Other Voices promised much — ‘comedy, politics, naughty lyrics, free sweets… And a veritable smorgasbord of poetry antics’, but the most significant terminology on its title-board was the now seldom-used word muliebrity meaning ‘womanly qualities’ or ‘womanliness’. It’s fair to say that the ‘other’ in Other Voices is largely female.
Which is fine more than fine, actually; the audience can enjoy both the delicate, yet inner steel found in MC Fay Roberts’s poetry and the work of Lucy Ayrton as well as the ribaldry of Ruth E Dixon, who delighted the audience with her heartfelt song, ‘Camping and Vaginas Do Not Mix’.
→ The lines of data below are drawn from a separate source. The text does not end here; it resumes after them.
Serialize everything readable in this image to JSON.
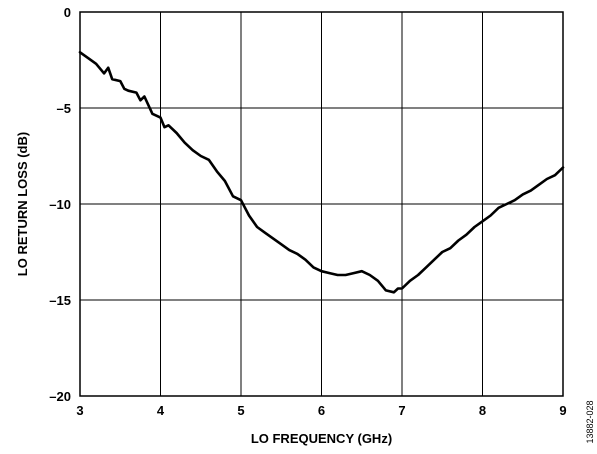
{
  "chart_data": {
    "type": "line",
    "xlabel": "LO FREQUENCY (GHz)",
    "ylabel": "LO RETURN LOSS (dB)",
    "xlim": [
      3,
      9
    ],
    "ylim": [
      -20,
      0
    ],
    "x_ticks": [
      3,
      4,
      5,
      6,
      7,
      8,
      9
    ],
    "y_ticks": [
      0,
      -5,
      -10,
      -15,
      -20
    ],
    "x_tick_labels": [
      "3",
      "4",
      "5",
      "6",
      "7",
      "8",
      "9"
    ],
    "y_tick_labels": [
      "0",
      "–5",
      "–10",
      "–15",
      "–20"
    ],
    "grid": true,
    "series": [
      {
        "x": [
          3.0,
          3.1,
          3.2,
          3.3,
          3.35,
          3.4,
          3.5,
          3.55,
          3.6,
          3.7,
          3.75,
          3.8,
          3.9,
          4.0,
          4.05,
          4.1,
          4.2,
          4.3,
          4.4,
          4.5,
          4.6,
          4.7,
          4.8,
          4.9,
          5.0,
          5.1,
          5.2,
          5.3,
          5.4,
          5.5,
          5.6,
          5.7,
          5.8,
          5.9,
          6.0,
          6.1,
          6.2,
          6.3,
          6.4,
          6.5,
          6.6,
          6.7,
          6.8,
          6.9,
          6.95,
          7.0,
          7.1,
          7.2,
          7.3,
          7.4,
          7.5,
          7.6,
          7.7,
          7.8,
          7.9,
          8.0,
          8.1,
          8.2,
          8.3,
          8.4,
          8.5,
          8.6,
          8.7,
          8.8,
          8.9,
          9.0
        ],
        "values": [
          -2.1,
          -2.4,
          -2.7,
          -3.2,
          -2.9,
          -3.5,
          -3.6,
          -4.0,
          -4.1,
          -4.2,
          -4.6,
          -4.4,
          -5.3,
          -5.5,
          -6.0,
          -5.9,
          -6.3,
          -6.8,
          -7.2,
          -7.5,
          -7.7,
          -8.3,
          -8.8,
          -9.6,
          -9.8,
          -10.6,
          -11.2,
          -11.5,
          -11.8,
          -12.1,
          -12.4,
          -12.6,
          -12.9,
          -13.3,
          -13.5,
          -13.6,
          -13.7,
          -13.7,
          -13.6,
          -13.5,
          -13.7,
          -14.0,
          -14.5,
          -14.6,
          -14.4,
          -14.4,
          -14.0,
          -13.7,
          -13.3,
          -12.9,
          -12.5,
          -12.3,
          -11.9,
          -11.6,
          -11.2,
          -10.9,
          -10.6,
          -10.2,
          -10.0,
          -9.8,
          -9.5,
          -9.3,
          -9.0,
          -8.7,
          -8.5,
          -8.1
        ]
      }
    ]
  },
  "figure_id": "13882-028"
}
Not that the show was an entirely male-free zone. Roberts was grateful for Richard Herring mentioning the show on his Festival podcast, and she welcomed two men up during the show’s Open Mic section: Ant Smith almost raised the concrete rafters of the venue with his song about why he got married — its chorus: ‘Happy to be your plaything, happy to be your toy’ gives a good sense of its tone — while Tony Higson perplexed and amused the audience in equal measure with his increasingly weird analogies to describe love.
But then it was back to the women with the self-described as a ‘big, ballsy loud feminist’ Hannah Eiseman-Reynard and her tales of growing up in north London with a double-barrel name and a moving take on the usage of the word ‘love’ in a relationship — ‘Test its weight, heavy as marble, fragile as an egg-shell’.
The ‘evanescent’ Sarah Thomasin then shifted the focus onto the merits of eating Vegans -yes, eating people- getting a “lesbian” haircut, and arguing forthrightly about the continued validity of poetic forms.
The final performer was the ‘intractable’ Chroma Quint — yes, even MC Roberts admitted they were attracting the more unusually named performers this time round. The self-described space geek read from her self-published collection of poems written in the form of letters, between planets like Pluto, explaining its “demotion” from full planetary status and between the International Space Station and NASA following the decision to end the Space Shuttle Programme.
Other Voices promised a ‘veritable smorgasbord of poetry antics’ it’s fair to say, its performers delivered exactly that, with wit, humour and style.